Gözlerini kapattı ve derin bir nefes aldı. Bir an sonra gözlerini açtı ve yüzünde bir sırıtış vardı, aşağıya bakarak havlumu hızla geri çekti. Gözleri göğüslerime bakarken arzu ile karardı. Nefesim boğazımda takıldı. Göğüs uçlarım taş gibi sertleşti. Göğüslerim mütevazı bir C cup'tı ve vücudumda doğru yerlerde kıvrımlar vardı, ama çok zayıf olduğum için kendimi çekici hissetmiyordum.
Havlumu kullanarak kendini kurulamaya başladı. "Gidip daha fazla temiz havlu getireceğim." diye ciyakladım ve kollarımı göğsümün üzerinde çaprazladım. Yürürken düşük bir kahkaha duyduğumdan emindim. Kesinlikle aptal gibi görünmüş olmalıyım.

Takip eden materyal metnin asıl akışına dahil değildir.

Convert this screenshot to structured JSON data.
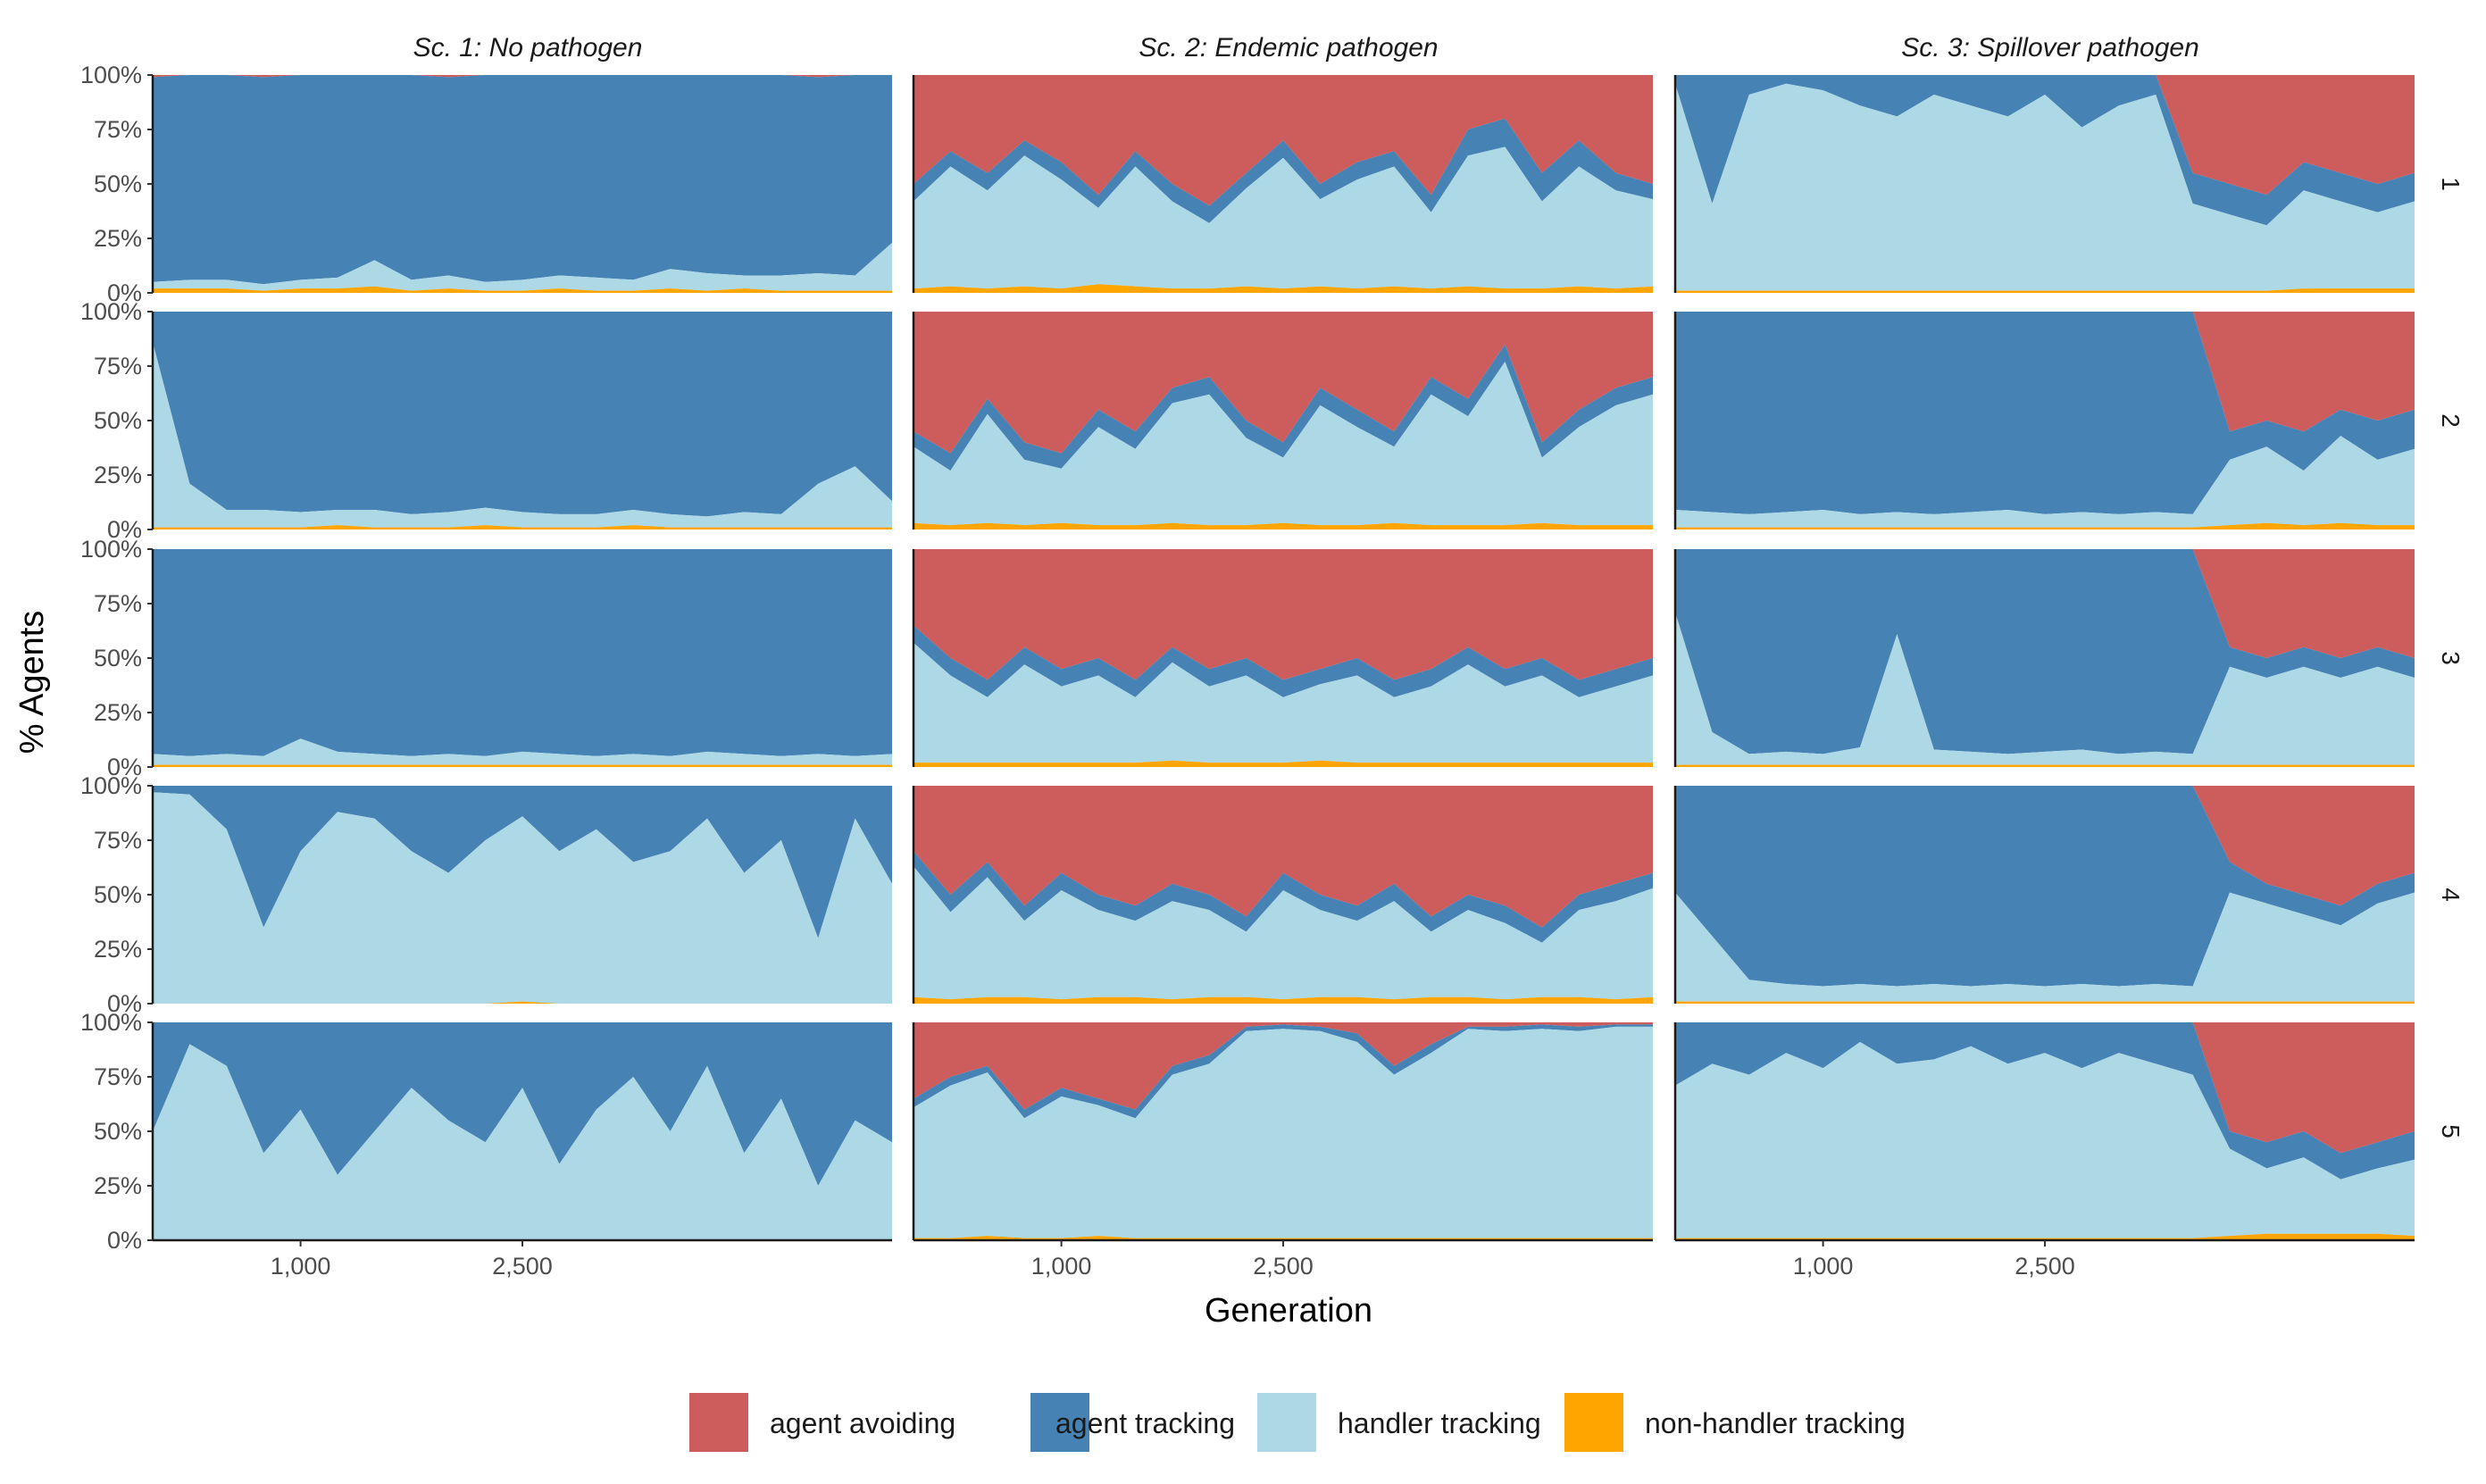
{
  "chart_data": {
    "type": "area",
    "stacking": "percent",
    "facets": {
      "columns": [
        "Sc. 1: No pathogen",
        "Sc. 2: Endemic pathogen",
        "Sc. 3: Spillover pathogen"
      ],
      "rows": [
        "1",
        "2",
        "3",
        "4",
        "5"
      ]
    },
    "xlabel": "Generation",
    "ylabel": "% Agents",
    "xlim": [
      0,
      5000
    ],
    "ylim": [
      0,
      100
    ],
    "x_ticks": [
      1000,
      2500
    ],
    "x_tick_labels": [
      "1,000",
      "2,500"
    ],
    "y_ticks": [
      0,
      25,
      50,
      75,
      100
    ],
    "y_tick_labels": [
      "0%",
      "25%",
      "50%",
      "75%",
      "100%"
    ],
    "x": [
      0,
      250,
      500,
      750,
      1000,
      1250,
      1500,
      1750,
      2000,
      2250,
      2500,
      2750,
      3000,
      3250,
      3500,
      3750,
      4000,
      4250,
      4500,
      4750,
      5000
    ],
    "series_order": [
      "non-handler tracking",
      "handler tracking",
      "agent tracking",
      "agent avoiding"
    ],
    "colors": {
      "agent avoiding": "#cd5c5c",
      "agent tracking": "#4682b4",
      "handler tracking": "#add8e6",
      "non-handler tracking": "#ffa500"
    },
    "legend": {
      "position": "bottom",
      "entries": [
        "agent avoiding",
        "agent tracking",
        "handler tracking",
        "non-handler tracking"
      ]
    },
    "panels": [
      {
        "column": 0,
        "row": 0,
        "nonhandler": [
          2,
          2,
          2,
          1,
          2,
          2,
          3,
          1,
          2,
          1,
          1,
          2,
          1,
          1,
          2,
          1,
          2,
          1,
          1,
          1,
          1
        ],
        "handler": [
          3,
          4,
          4,
          3,
          4,
          5,
          12,
          5,
          6,
          4,
          5,
          6,
          6,
          5,
          9,
          8,
          6,
          7,
          8,
          7,
          22
        ],
        "avoiding": [
          1,
          0,
          0,
          1,
          0,
          0,
          0,
          0,
          1,
          0,
          0,
          0,
          0,
          0,
          0,
          0,
          0,
          0,
          1,
          0,
          0
        ]
      },
      {
        "column": 0,
        "row": 1,
        "nonhandler": [
          1,
          1,
          1,
          1,
          1,
          2,
          1,
          1,
          1,
          2,
          1,
          1,
          1,
          2,
          1,
          1,
          1,
          1,
          1,
          1,
          1
        ],
        "handler": [
          85,
          20,
          8,
          8,
          7,
          7,
          8,
          6,
          7,
          8,
          7,
          6,
          6,
          7,
          6,
          5,
          7,
          6,
          20,
          28,
          12
        ],
        "avoiding": [
          0,
          0,
          0,
          0,
          0,
          0,
          0,
          0,
          0,
          0,
          0,
          0,
          0,
          0,
          0,
          0,
          0,
          0,
          0,
          0,
          0
        ]
      },
      {
        "column": 0,
        "row": 2,
        "nonhandler": [
          1,
          1,
          1,
          1,
          1,
          1,
          1,
          1,
          1,
          1,
          1,
          1,
          1,
          1,
          1,
          1,
          1,
          1,
          1,
          1,
          1
        ],
        "handler": [
          5,
          4,
          5,
          4,
          12,
          6,
          5,
          4,
          5,
          4,
          6,
          5,
          4,
          5,
          4,
          6,
          5,
          4,
          5,
          4,
          5
        ],
        "avoiding": [
          0,
          0,
          0,
          0,
          0,
          0,
          0,
          0,
          0,
          0,
          0,
          0,
          0,
          0,
          0,
          0,
          0,
          0,
          0,
          0,
          0
        ]
      },
      {
        "column": 0,
        "row": 3,
        "nonhandler": [
          0,
          0,
          0,
          0,
          0,
          0,
          0,
          0,
          0,
          0,
          1,
          0,
          0,
          0,
          0,
          0,
          0,
          0,
          0,
          0,
          0
        ],
        "handler": [
          97,
          96,
          80,
          35,
          70,
          88,
          85,
          70,
          60,
          75,
          85,
          70,
          80,
          65,
          70,
          85,
          60,
          75,
          30,
          85,
          55
        ],
        "avoiding": [
          0,
          0,
          0,
          0,
          0,
          0,
          0,
          0,
          0,
          0,
          0,
          0,
          0,
          0,
          0,
          0,
          0,
          0,
          0,
          0,
          0
        ]
      },
      {
        "column": 0,
        "row": 4,
        "nonhandler": [
          0,
          0,
          0,
          0,
          0,
          0,
          0,
          0,
          0,
          0,
          0,
          0,
          0,
          0,
          0,
          0,
          0,
          0,
          0,
          0,
          0
        ],
        "handler": [
          50,
          90,
          80,
          40,
          60,
          30,
          50,
          70,
          55,
          45,
          70,
          35,
          60,
          75,
          50,
          80,
          40,
          65,
          25,
          55,
          45
        ],
        "avoiding": [
          0,
          0,
          0,
          0,
          0,
          0,
          0,
          0,
          0,
          0,
          0,
          0,
          0,
          0,
          0,
          0,
          0,
          0,
          0,
          0,
          0
        ]
      },
      {
        "column": 1,
        "row": 0,
        "nonhandler": [
          2,
          3,
          2,
          3,
          2,
          4,
          3,
          2,
          2,
          3,
          2,
          3,
          2,
          3,
          2,
          3,
          2,
          2,
          3,
          2,
          3
        ],
        "handler": [
          40,
          55,
          45,
          60,
          50,
          35,
          55,
          40,
          30,
          45,
          60,
          40,
          50,
          55,
          35,
          60,
          65,
          40,
          55,
          45,
          40
        ],
        "avoiding": [
          50,
          35,
          45,
          30,
          40,
          55,
          35,
          50,
          60,
          45,
          30,
          50,
          40,
          35,
          55,
          25,
          20,
          45,
          30,
          45,
          50
        ]
      },
      {
        "column": 1,
        "row": 1,
        "nonhandler": [
          3,
          2,
          3,
          2,
          3,
          2,
          2,
          3,
          2,
          2,
          3,
          2,
          2,
          3,
          2,
          2,
          2,
          3,
          2,
          2,
          2
        ],
        "handler": [
          35,
          25,
          50,
          30,
          25,
          45,
          35,
          55,
          60,
          40,
          30,
          55,
          45,
          35,
          60,
          50,
          75,
          30,
          45,
          55,
          60
        ],
        "avoiding": [
          55,
          65,
          40,
          60,
          65,
          45,
          55,
          35,
          30,
          50,
          60,
          35,
          45,
          55,
          30,
          40,
          15,
          60,
          45,
          35,
          30
        ]
      },
      {
        "column": 1,
        "row": 2,
        "nonhandler": [
          2,
          2,
          2,
          2,
          2,
          2,
          2,
          3,
          2,
          2,
          2,
          3,
          2,
          2,
          2,
          2,
          2,
          2,
          2,
          2,
          2
        ],
        "handler": [
          55,
          40,
          30,
          45,
          35,
          40,
          30,
          45,
          35,
          40,
          30,
          35,
          40,
          30,
          35,
          45,
          35,
          40,
          30,
          35,
          40
        ],
        "avoiding": [
          35,
          50,
          60,
          45,
          55,
          50,
          60,
          45,
          55,
          50,
          60,
          55,
          50,
          60,
          55,
          45,
          55,
          50,
          60,
          55,
          50
        ]
      },
      {
        "column": 1,
        "row": 3,
        "nonhandler": [
          3,
          2,
          3,
          3,
          2,
          3,
          3,
          2,
          3,
          3,
          2,
          3,
          3,
          2,
          3,
          3,
          2,
          3,
          3,
          2,
          3
        ],
        "handler": [
          60,
          40,
          55,
          35,
          50,
          40,
          35,
          45,
          40,
          30,
          50,
          40,
          35,
          45,
          30,
          40,
          35,
          25,
          40,
          45,
          50
        ],
        "avoiding": [
          30,
          50,
          35,
          55,
          40,
          50,
          55,
          45,
          50,
          60,
          40,
          50,
          55,
          45,
          60,
          50,
          55,
          65,
          50,
          45,
          40
        ]
      },
      {
        "column": 1,
        "row": 4,
        "nonhandler": [
          1,
          1,
          2,
          1,
          1,
          2,
          1,
          1,
          1,
          1,
          1,
          1,
          1,
          1,
          1,
          1,
          1,
          1,
          1,
          1,
          1
        ],
        "handler": [
          60,
          70,
          75,
          55,
          65,
          60,
          55,
          75,
          80,
          95,
          96,
          95,
          90,
          75,
          85,
          96,
          95,
          96,
          95,
          97,
          97
        ],
        "avoiding": [
          35,
          25,
          20,
          40,
          30,
          35,
          40,
          20,
          15,
          2,
          1,
          2,
          5,
          20,
          10,
          2,
          2,
          1,
          2,
          1,
          1
        ]
      },
      {
        "column": 2,
        "row": 0,
        "nonhandler": [
          1,
          1,
          1,
          1,
          1,
          1,
          1,
          1,
          1,
          1,
          1,
          1,
          1,
          1,
          1,
          1,
          1,
          2,
          2,
          2,
          2
        ],
        "handler": [
          95,
          40,
          90,
          95,
          92,
          85,
          80,
          90,
          85,
          80,
          90,
          75,
          85,
          90,
          40,
          35,
          30,
          45,
          40,
          35,
          40
        ],
        "avoiding": [
          0,
          0,
          0,
          0,
          0,
          0,
          0,
          0,
          0,
          0,
          0,
          0,
          0,
          0,
          45,
          50,
          55,
          40,
          45,
          50,
          45
        ]
      },
      {
        "column": 2,
        "row": 1,
        "nonhandler": [
          1,
          1,
          1,
          1,
          1,
          1,
          1,
          1,
          1,
          1,
          1,
          1,
          1,
          1,
          1,
          2,
          3,
          2,
          3,
          2,
          2
        ],
        "handler": [
          8,
          7,
          6,
          7,
          8,
          6,
          7,
          6,
          7,
          8,
          6,
          7,
          6,
          7,
          6,
          30,
          35,
          25,
          40,
          30,
          35
        ],
        "avoiding": [
          0,
          0,
          0,
          0,
          0,
          0,
          0,
          0,
          0,
          0,
          0,
          0,
          0,
          0,
          0,
          55,
          50,
          55,
          45,
          50,
          45
        ]
      },
      {
        "column": 2,
        "row": 2,
        "nonhandler": [
          1,
          1,
          1,
          1,
          1,
          1,
          1,
          1,
          1,
          1,
          1,
          1,
          1,
          1,
          1,
          1,
          1,
          1,
          1,
          1,
          1
        ],
        "handler": [
          70,
          15,
          5,
          6,
          5,
          8,
          60,
          7,
          6,
          5,
          6,
          7,
          5,
          6,
          5,
          45,
          40,
          45,
          40,
          45,
          40
        ],
        "avoiding": [
          0,
          0,
          0,
          0,
          0,
          0,
          0,
          0,
          0,
          0,
          0,
          0,
          0,
          0,
          0,
          45,
          50,
          45,
          50,
          45,
          50
        ]
      },
      {
        "column": 2,
        "row": 3,
        "nonhandler": [
          1,
          1,
          1,
          1,
          1,
          1,
          1,
          1,
          1,
          1,
          1,
          1,
          1,
          1,
          1,
          1,
          1,
          1,
          1,
          1,
          1
        ],
        "handler": [
          50,
          30,
          10,
          8,
          7,
          8,
          7,
          8,
          7,
          8,
          7,
          8,
          7,
          8,
          7,
          50,
          45,
          40,
          35,
          45,
          50
        ],
        "avoiding": [
          0,
          0,
          0,
          0,
          0,
          0,
          0,
          0,
          0,
          0,
          0,
          0,
          0,
          0,
          0,
          35,
          45,
          50,
          55,
          45,
          40
        ]
      },
      {
        "column": 2,
        "row": 4,
        "nonhandler": [
          1,
          1,
          1,
          1,
          1,
          1,
          1,
          1,
          1,
          1,
          1,
          1,
          1,
          1,
          1,
          2,
          3,
          3,
          3,
          3,
          2
        ],
        "handler": [
          70,
          80,
          75,
          85,
          78,
          90,
          80,
          82,
          88,
          80,
          85,
          78,
          85,
          80,
          75,
          40,
          30,
          35,
          25,
          30,
          35
        ],
        "avoiding": [
          0,
          0,
          0,
          0,
          0,
          0,
          0,
          0,
          0,
          0,
          0,
          0,
          0,
          0,
          0,
          50,
          55,
          50,
          60,
          55,
          50
        ]
      }
    ]
  }
}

Arka kapıya ulaştığımda, Miranda'nın yardımcısı Beth'i barbekü ızgaralarından birinde burgerleri çevirirken gördüm. Savaşçı olmak için eğitim görüyordu ve yavru olduğundan beri kötüydü. Omuzlarına kadar uzanan kızıl saçları vardı ve çok kaslıydı. Gözlerini benimle kilitledi ve yakın gelecekte acı vaat eden kötü bir gülümseme verdi. Ondan nefret ediyordum ve öfkem kabardı. Izgaradaki kömürlere baktım, aniden kıvılcımlar ve alevler fırladı ve kolunu yaktı.
Beth acı içinde bağırdı ve hemen kolunu soğutmak için havuza koştu. Zaten kurduna sahipti, bu yüzden kolu yarına kadar iyileşecekti. Gülümsedim, kısa bir süre bile olsa onu acı içinde görmek iyi hissettirdi.
Mutfaktan geçip koridordan aşağıya bodrum kapısına doğru ilerledim. Başım hala zonkluyordu ve dikkatlice merdivenlerden indim. Bodrumun ön kısmı depolama ve temizlik malzemeleri rafları için kullanılıyordu. Arka kısmı ise çamaşır odasıydı.
Çamaşır odasına gidip temiz havluların olduğu bir sepet aldım. "Bakın kim gelmiş." diye arkamdan alay etti Ursa.
"Merhaba üvey anne." diye cevap verdim.
Yüzümde bir acı hissettim, beni sert bir şekilde tokatladı ve yarılmış dudağımı yeniden açtı. "Bana öyle deme, baban öldü ve artık onun karısı değilim." diye zehirli bir sesle tükürdü.
"Son iki gündür ortadan kaybolduğun için birkaç omega ayarlayıp odaları temizlettirmek zorunda kaldım, nankör çocuk."
"Özür dilerim, Ursa." başımı yere eğdim, "Alpha benden temiz havluları getirmemi istedi, lütfen izin ver."
"Ben götüreceğim. Sen burada kalacaksın ve çamaşırlar bitene kadar dışarı çıkmayacaksın." diye havlu sepetini benden çekip aldı ve gitti. Birkaç dakika sonra bodrum kapısının hızla kapandığını ve kilidin diğer taraftan döndüğünü duydum. Beni bodrumda kilitledi.
Ben bir sürü kölesiyim, hayatım böyle oldu ve şimdi kim bilir ne kadar süre burada mahsur kaldım.